A nosotros ya no nos permitían ni verlo. El día 28 de julio, por la tarde, vino el preparador, y de una caja llena de algodones, sacó una media luna de acero con unas pequeñas correas: era la navaja, la espada del soldado. El hombre la limpiaba, probándola en la uña, delante de mi padre. A los pocos minutos, en silencio, con una calma trágica, sacaron al gallo, que el hombre cargó en sus brazos como a un niño. Un criado llevaba la cuchilla y mis dos hermanos lo acompañaron.

—¡Qué crueldad! —dijo mi madre.

Lloraban mis hermanas, y la más pequeña, Jesús, me dijo en secreto, antes de salir:

—Oye, anda junto con él… Cuídalo… ¡pobrecito!…

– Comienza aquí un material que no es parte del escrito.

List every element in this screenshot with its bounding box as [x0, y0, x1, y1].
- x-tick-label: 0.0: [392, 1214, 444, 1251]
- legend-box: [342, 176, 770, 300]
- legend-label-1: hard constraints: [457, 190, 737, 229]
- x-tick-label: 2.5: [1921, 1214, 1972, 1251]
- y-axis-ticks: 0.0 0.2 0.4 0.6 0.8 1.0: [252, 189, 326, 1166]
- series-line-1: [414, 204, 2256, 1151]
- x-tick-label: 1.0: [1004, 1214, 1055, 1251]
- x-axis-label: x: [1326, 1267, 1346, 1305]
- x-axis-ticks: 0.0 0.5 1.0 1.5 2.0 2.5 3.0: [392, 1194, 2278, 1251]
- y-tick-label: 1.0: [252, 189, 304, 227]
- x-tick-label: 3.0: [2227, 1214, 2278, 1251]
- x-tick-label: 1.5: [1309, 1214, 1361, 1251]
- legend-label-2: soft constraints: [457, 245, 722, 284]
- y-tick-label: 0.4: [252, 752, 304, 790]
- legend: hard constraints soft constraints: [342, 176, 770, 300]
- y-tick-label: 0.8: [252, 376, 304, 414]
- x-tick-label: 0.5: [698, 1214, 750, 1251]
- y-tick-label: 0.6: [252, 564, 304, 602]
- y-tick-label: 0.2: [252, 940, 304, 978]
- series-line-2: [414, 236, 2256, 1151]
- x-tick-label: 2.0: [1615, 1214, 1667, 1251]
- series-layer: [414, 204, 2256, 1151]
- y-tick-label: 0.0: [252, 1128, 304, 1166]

Llevose la mano a los ojos, echose a llorar, y yo salí precipitadamente y hube de correr unas cuadras para poder alcanzarlos.

V

LLEGAMOS a San Andrés. El pueblo estaba de fiesta. Banderas peruanas agitaban sobre las casas por el día de la Patria, que allí sabían celebrar con una gran jugada de gallos a la que solían ir todos los hacendados y ricos hombres del valle. En ventorrillos, a cuya entrada había arcos de sauces envueltos en colgaduras, y de los cuales prendían alegres quitasueños de cristal, vendían chicha de bonito, butifarras, pescado fresco asado en brasas y anegado en cebollones y vinagre. El pueblo los invadía, parlanchín y endomingado con sus mejores trajes. Los hombres de mar lucían camisetas nuevas de horizontales franjas rojas y blancas, sombrero de junco, alpargatas y pañuelos añudados al cuello.

Nos encaminamos a la cancha. Una frondosa higuera daba acceso al circo, bajo sus ramas enarcadas. Mi padre, rodeado de algunos amigos, se instaló. Al frente estaba el juez y a la derecha el dueño del paladín Ajiseco. Sonó una campanilla, acomodáronse las gentes y empezó la fiesta. Salieron por lugares opuestos dos hombres, llevando cada uno un gallo. Lanzáronlos al ruedo con singular ademán. Brillaron las cuchillas, miráronse los adversarios, dos gallos de débil contextura, y uno de ellos cantó. Colérico respondió el otro echándose al medio del circo; miráronse fijamente; alargaron los cuellos, erizadas las plumas, y se acometieron. Hubo ruido de alas, plumas que volaron, gritos de la muchedumbre, y a los pocos segundos de jadeante lucha cayó uno de ellos. Su cabecita afilada y roja besó el suelo, y la voz del juez:

—¡Ha enterrado el pico, señores!

Batió las alas el vencedor. Aplaudió la multitud enardecida, y ambos gallos, sangrando, fueron sacados del ruedo. La primera jornada había terminado. Ahora entraba el nuestro: el Caballero Carmelo. Un rumor de expectación vibró en el circo:

—¡El Ajiseco y el Carmelo!

—¡Cien soles de apuesta!…

Sonó la campanilla del juez y yo empecé a temblar.

En medio de la expectación general, salieron los dos hombres, cada uno con su gallo. Se hizo un profundo silencio y soltaron a los dos rivales. Nuestro Carmelo, al lado del otro, era un gallo viejo y achacoso; todos apostaban al enemigo, como augurio de que nuestro gallo iba a morir. No faltó aficionado que anunció el triunfo del Carmelo, pero la mayoría de las apuestas favorecía al adversario. Una vez frente al enemigo, el Carmelo empezó a picotear, agitó las alas y cantó estentóreamente. El otro, que en verdad parecía ser un gallo fino de distinguida sangre y alcurnia, hacía cosas tan petulantes cuan humanas: miraba con desprecio a nuestro gallo y se paseaba como dueño de la cancha. Enardeciéronse los ánimos de los adversarios, llegaron al centro y alargaron sus erizados cuellos, tocándose los picos sin perder terreno.